Al riguardo, risulta particolarmente interessante una recente pronuncia della Cassazione, con la quale si è precisato che “in tema di prescrizione dell’azione di responsabilità promossa dai creditori sociali, ai sensi dell’art. 2394 c.c., il bilancio costituisce, per la sua specifica funzione, il documento informativo principale sulla situazione della società non solo nei riguardi dei soci, ma
anche dei creditori e dei terzi in genere, onde un bilancio in attivo o in pareggio è idoneo ad offrire un’informazione rassicurante ed affidabile.

Allorché, poi, nonostante la relazione dei sindaci al bilancio, in cui si evidenzi l’inadeguatezza della valutazione di alcune voci, l’assemblea deliberi comunque la distribuzione degli utili ai soci, ai sensi dell’art. 2433 c.c., senza obiezioni, in quella sede, da parte degli organi sociali di gestione e di controllo, l’idoneità, o no, di detta relazione sindacale ad integrare di per se l’elemento della oggettiva percepibilità per i creditori circa la falsità dei risultati attestati dal bilancio sociale rimane oggetto di un apprezzamento di fatto, riservato ai giudice del merito” (Cass., 5/9/2018, n. 21662).

Prescrizione dell’azione di responsabilità: la decorrenza del termine

Rispetto alla disamina proposta in merito alla decorrenza del termine di prescrizione nell’azione di responsabilità, deve ricordarsi che il dies a quo si atteggia diversamente nei rapporti interni tra amministratori e sindaci.

Infatti, è possibile che il danno cagionato alla società, al socio e ai creditori sia in realtà imputabile a più amministratori determinandosi così un’ipotesi di responsabilità solidale, ex art 2392 c.c.

Pertanto, qualora uno degli amministratori venisse chiamato a pagare per l’intero potrebbe esercitare l’azione di regresso nei confronti degli altri membri del consiglio.

Lo stesso dicasi nell’ipotesi in cui l’amministratore subentrante, in violazione ai suoi doveri, non fosse intervenuto a rimediare ai danni cagionati dalla precedente gestione e fosse quindi chiamato a rispondere per i danni cagionati ai legittimi portatori di interesse.

Infatti, in riferimento all’azione sociale di responsabilità degli amministratori, si è osservato come essa possa “aver ad oggetto tanto
il caso in cui si tratti di amministratori che sono stati contemporaneamente in carica, quanto l’ipotesi in cui essi si siano succeduti nella gestione della società.

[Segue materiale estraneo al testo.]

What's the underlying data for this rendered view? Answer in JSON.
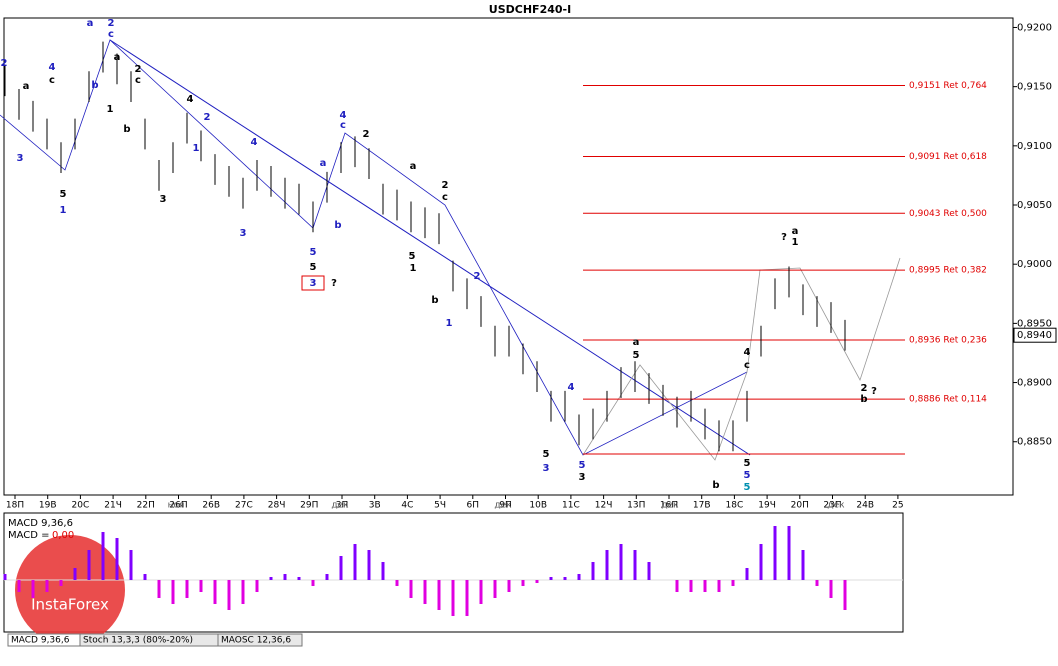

In tale ultimo caso peraltro occorre, come … con riferimento alla più generale ipotesi di solidarietà prevista dall’art. 2055 c.c.,
che il fatto dannoso sia unico.

L’unicità del fatto dannoso richiesta dall’art. 2055 c.c., per la legittima predicabilità di una responsabilità solidale tra gli autori dell’illecito deve essere intesa in senso non assoluto, ma relativo al danneggiato, ricorrendo, perciò, tale forma di responsabilità pur se il fatto dannoso sia derivato da più azioni o omissioni, dolose o colpose, costituenti fatti illeciti distinti, ed anche diversi, sempreché le singole azioni od omissioni abbiano concorso in maniera efficiente alla produzione del danno” (Cass., 22/04/2009, n.9619).

Al vincolo di solidarietà degli amministratori, si deve aggiungere quello della responsabilità dei sindaci per il caso della culpa in vigilando sopra esaminato, così come potrebbe essere solidale la responsabilità dei singoli membri del collegio sindacale per la violazione degli obblighi a loro direttamente imputabili (Cass., 14/12/2015 , n. 25178), superabile solamente qualora il sindaco dissenziente abbia fatto annotare il suo dissenso ai sensi dell’art. 2404, co. 4, c.c.

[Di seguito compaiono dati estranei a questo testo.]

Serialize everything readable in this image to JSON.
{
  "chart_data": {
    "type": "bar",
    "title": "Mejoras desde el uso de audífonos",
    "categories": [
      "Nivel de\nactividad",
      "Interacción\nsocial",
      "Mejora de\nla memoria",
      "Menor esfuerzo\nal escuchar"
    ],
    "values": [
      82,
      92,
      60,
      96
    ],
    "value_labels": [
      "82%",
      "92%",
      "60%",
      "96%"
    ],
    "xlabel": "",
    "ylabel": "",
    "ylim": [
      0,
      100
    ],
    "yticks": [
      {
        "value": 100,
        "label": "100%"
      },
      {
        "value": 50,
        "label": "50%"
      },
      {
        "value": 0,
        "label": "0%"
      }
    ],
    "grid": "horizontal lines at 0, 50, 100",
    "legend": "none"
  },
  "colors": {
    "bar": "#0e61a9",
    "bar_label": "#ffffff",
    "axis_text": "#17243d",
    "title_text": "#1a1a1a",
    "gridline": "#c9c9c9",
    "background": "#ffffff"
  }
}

In questo caso, l’azione di regresso potrebbe essere esercitata nei confronti degli altri coobligati solidali solamente nei limiti delle rispettive responsabilità, chiedendosi “espressamente tale accertamento in funzione della ripartizione interna del peso del risarcimento con i corresponsabili”, ritenendosi al contrario irrilevante la diseguale rilevanza causale delle condotte nei rapporti fra danneggiante e danneggiato (Cass., 20/12/2018, n.32930).

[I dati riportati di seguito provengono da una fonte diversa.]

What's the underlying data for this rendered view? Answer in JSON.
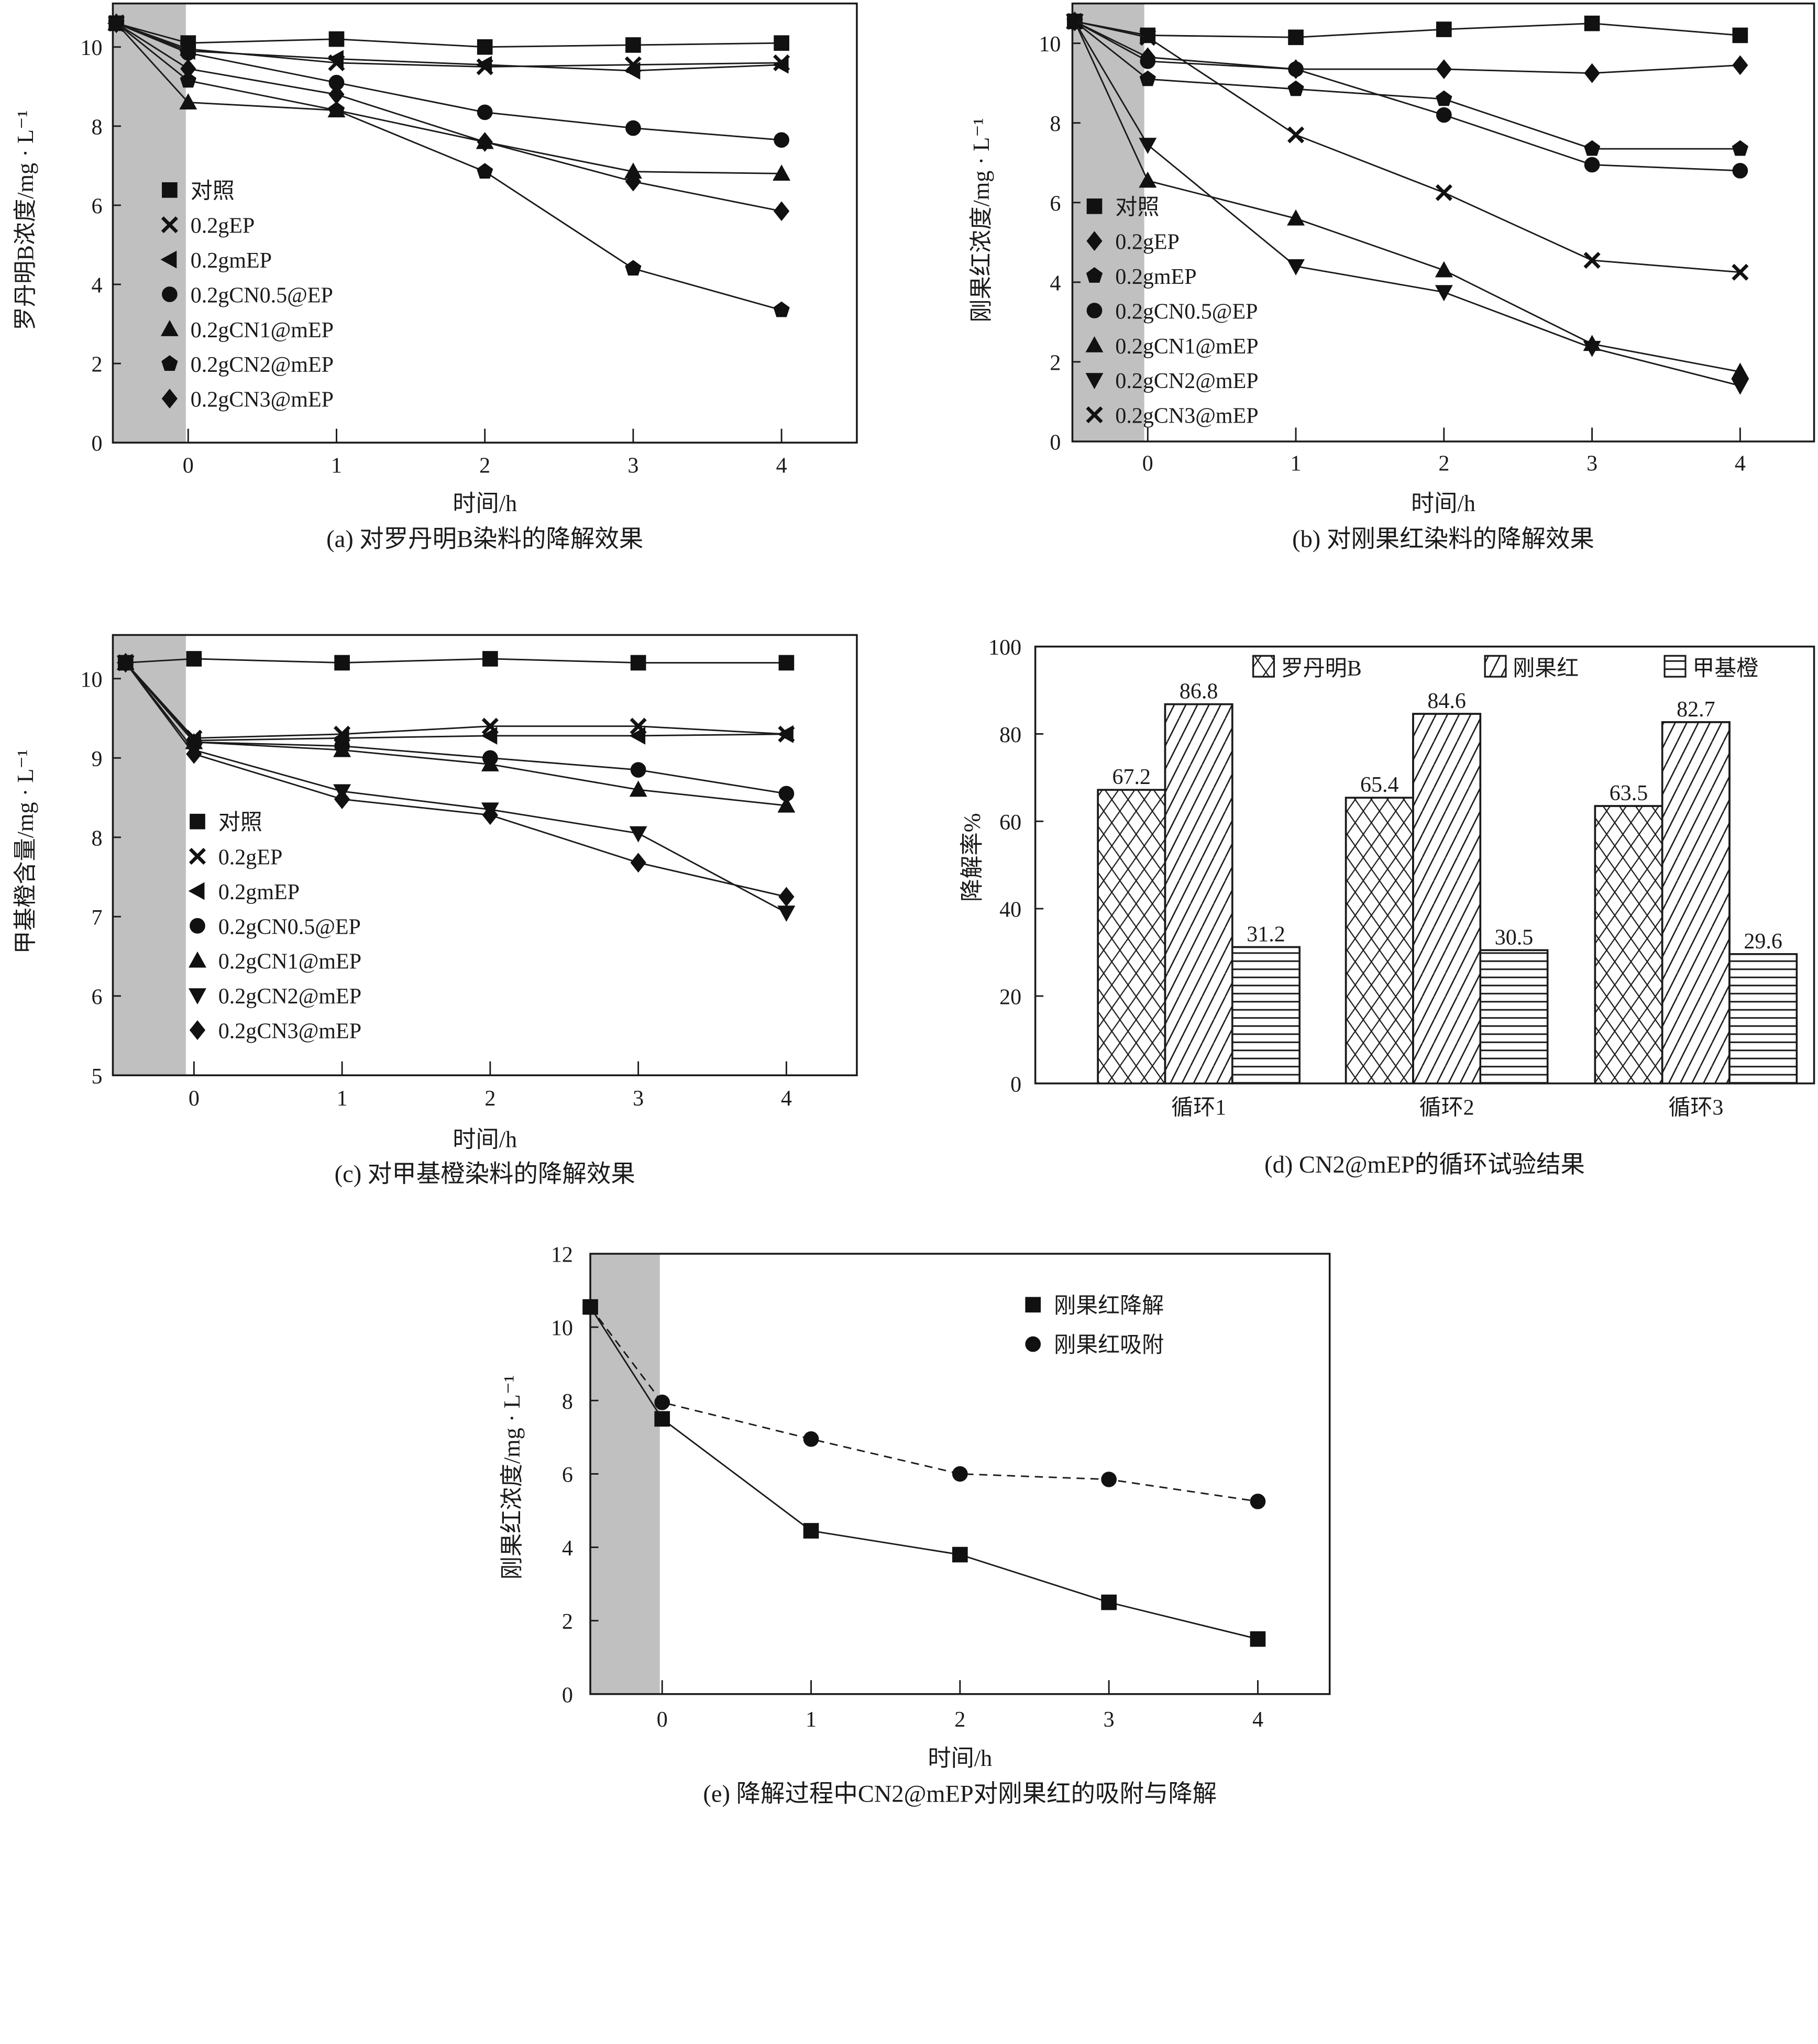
{
  "chart_data": [
    {
      "id": "a",
      "type": "line",
      "caption": "(a) 对罗丹明B染料的降解效果",
      "xlabel": "时间/h",
      "ylabel": "罗丹明B浓度/mg · L⁻¹",
      "x_ticks": [
        "0",
        "1",
        "2",
        "3",
        "4"
      ],
      "y_ticks": [
        "0",
        "2",
        "4",
        "6",
        "8",
        "10"
      ],
      "ylim": [
        0,
        11.1
      ],
      "xlim": [
        -0.5,
        4.5
      ],
      "shaded_region": "adsorption (before t=0)",
      "legend_position": "middle-left",
      "x": [
        -0.5,
        0,
        1,
        2,
        3,
        4
      ],
      "series": [
        {
          "name": "对照",
          "marker": "square",
          "values": [
            10.6,
            10.1,
            10.2,
            10.0,
            10.05,
            10.1
          ]
        },
        {
          "name": "0.2gEP",
          "marker": "x",
          "values": [
            10.6,
            9.95,
            9.6,
            9.5,
            9.55,
            9.6
          ]
        },
        {
          "name": "0.2gmEP",
          "marker": "triangle-left",
          "values": [
            10.6,
            9.9,
            9.7,
            9.55,
            9.4,
            9.55
          ]
        },
        {
          "name": "0.2gCN0.5@EP",
          "marker": "circle",
          "values": [
            10.6,
            9.85,
            9.1,
            8.35,
            7.95,
            7.65
          ]
        },
        {
          "name": "0.2gCN1@mEP",
          "marker": "triangle-up",
          "values": [
            10.6,
            8.6,
            8.4,
            7.6,
            6.85,
            6.8
          ]
        },
        {
          "name": "0.2gCN2@mEP",
          "marker": "pentagon",
          "values": [
            10.6,
            9.15,
            8.4,
            6.85,
            4.4,
            3.35
          ]
        },
        {
          "name": "0.2gCN3@mEP",
          "marker": "diamond",
          "values": [
            10.6,
            9.45,
            8.8,
            7.6,
            6.6,
            5.85
          ]
        }
      ]
    },
    {
      "id": "b",
      "type": "line",
      "caption": "(b) 对刚果红染料的降解效果",
      "xlabel": "时间/h",
      "ylabel": "刚果红浓度/mg · L⁻¹",
      "x_ticks": [
        "0",
        "1",
        "2",
        "3",
        "4"
      ],
      "y_ticks": [
        "0",
        "2",
        "4",
        "6",
        "8",
        "10"
      ],
      "ylim": [
        0,
        11.0
      ],
      "xlim": [
        -0.5,
        4.5
      ],
      "shaded_region": "adsorption (before t=0)",
      "legend_position": "bottom-left",
      "x": [
        -0.5,
        0,
        1,
        2,
        3,
        4
      ],
      "series": [
        {
          "name": "对照",
          "marker": "square",
          "values": [
            10.55,
            10.2,
            10.15,
            10.35,
            10.5,
            10.2
          ]
        },
        {
          "name": "0.2gEP",
          "marker": "diamond",
          "values": [
            10.55,
            9.65,
            9.35,
            9.35,
            9.25,
            9.45
          ]
        },
        {
          "name": "0.2gmEP",
          "marker": "pentagon",
          "values": [
            10.55,
            9.1,
            8.85,
            8.6,
            7.35,
            7.35
          ]
        },
        {
          "name": "0.2gCN0.5@EP",
          "marker": "circle",
          "values": [
            10.55,
            9.55,
            9.35,
            8.2,
            6.95,
            6.8
          ]
        },
        {
          "name": "0.2gCN1@mEP",
          "marker": "triangle-up",
          "values": [
            10.55,
            6.55,
            5.6,
            4.3,
            2.45,
            1.75
          ]
        },
        {
          "name": "0.2gCN2@mEP",
          "marker": "triangle-down",
          "values": [
            10.55,
            7.45,
            4.4,
            3.75,
            2.35,
            1.4
          ]
        },
        {
          "name": "0.2gCN3@mEP",
          "marker": "x",
          "values": [
            10.55,
            10.15,
            7.7,
            6.25,
            4.55,
            4.25
          ]
        }
      ]
    },
    {
      "id": "c",
      "type": "line",
      "caption": "(c) 对甲基橙染料的降解效果",
      "xlabel": "时间/h",
      "ylabel": "甲基橙含量/mg · L⁻¹",
      "x_ticks": [
        "0",
        "1",
        "2",
        "3",
        "4"
      ],
      "y_ticks": [
        "5",
        "6",
        "7",
        "8",
        "9",
        "10"
      ],
      "ylim": [
        5,
        10.55
      ],
      "xlim": [
        -0.5,
        4.5
      ],
      "shaded_region": "adsorption (before t=0)",
      "legend_position": "bottom-left",
      "x": [
        -0.5,
        0,
        1,
        2,
        3,
        4
      ],
      "series": [
        {
          "name": "对照",
          "marker": "square",
          "values": [
            10.2,
            10.25,
            10.2,
            10.25,
            10.2,
            10.2
          ]
        },
        {
          "name": "0.2gEP",
          "marker": "x",
          "values": [
            10.2,
            9.25,
            9.3,
            9.4,
            9.4,
            9.3
          ]
        },
        {
          "name": "0.2gmEP",
          "marker": "triangle-left",
          "values": [
            10.2,
            9.22,
            9.25,
            9.28,
            9.28,
            9.3
          ]
        },
        {
          "name": "0.2gCN0.5@EP",
          "marker": "circle",
          "values": [
            10.2,
            9.2,
            9.15,
            9.0,
            8.85,
            8.55
          ]
        },
        {
          "name": "0.2gCN1@mEP",
          "marker": "triangle-up",
          "values": [
            10.2,
            9.2,
            9.1,
            8.92,
            8.6,
            8.4
          ]
        },
        {
          "name": "0.2gCN2@mEP",
          "marker": "triangle-down",
          "values": [
            10.2,
            9.1,
            8.58,
            8.35,
            8.05,
            7.05
          ]
        },
        {
          "name": "0.2gCN3@mEP",
          "marker": "diamond",
          "values": [
            10.2,
            9.05,
            8.48,
            8.28,
            7.68,
            7.25
          ]
        }
      ]
    },
    {
      "id": "d",
      "type": "bar",
      "caption": "(d) CN2@mEP的循环试验结果",
      "xlabel": "",
      "ylabel": "降解率%",
      "categories": [
        "循环1",
        "循环2",
        "循环3"
      ],
      "y_ticks": [
        "0",
        "20",
        "40",
        "60",
        "80",
        "100"
      ],
      "ylim": [
        0,
        100
      ],
      "legend_position": "top",
      "series": [
        {
          "name": "罗丹明B",
          "pattern": "crosshatch",
          "values": [
            67.2,
            65.4,
            63.5
          ],
          "labels": [
            "67.2",
            "65.4",
            "63.5"
          ]
        },
        {
          "name": "刚果红",
          "pattern": "diagonal",
          "values": [
            86.8,
            84.6,
            82.7
          ],
          "labels": [
            "86.8",
            "84.6",
            "82.7"
          ]
        },
        {
          "name": "甲基橙",
          "pattern": "horizontal",
          "values": [
            31.2,
            30.5,
            29.6
          ],
          "labels": [
            "31.2",
            "30.5",
            "29.6"
          ]
        }
      ]
    },
    {
      "id": "e",
      "type": "line",
      "caption": "(e) 降解过程中CN2@mEP对刚果红的吸附与降解",
      "xlabel": "时间/h",
      "ylabel": "刚果红浓度/mg · L⁻¹",
      "x_ticks": [
        "0",
        "1",
        "2",
        "3",
        "4"
      ],
      "y_ticks": [
        "0",
        "2",
        "4",
        "6",
        "8",
        "10",
        "12"
      ],
      "ylim": [
        0,
        12
      ],
      "xlim": [
        -0.5,
        4.5
      ],
      "shaded_region": "adsorption (before t=0)",
      "legend_position": "top-right",
      "x": [
        -0.5,
        0,
        1,
        2,
        3,
        4
      ],
      "series": [
        {
          "name": "刚果红降解",
          "marker": "square",
          "style": "solid",
          "values": [
            10.55,
            7.5,
            4.45,
            3.8,
            2.5,
            1.5
          ]
        },
        {
          "name": "刚果红吸附",
          "marker": "circle",
          "style": "dashed",
          "values": [
            10.55,
            7.95,
            6.95,
            6.0,
            5.85,
            5.25
          ]
        }
      ]
    }
  ]
}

Ed allora, nell’ambito dell’azione di regresso, il termine di prescrizione decorrerà dal momento in cui il diritto può essere fatto valere ex art. 2935 c.c. e, quindi, per giurisprudenza costante, dal momento in cui è avvenuto il pagamento poiché solo in questa circostanza sorge la legittimazione ad agire nei confronti dei condebitori solidali.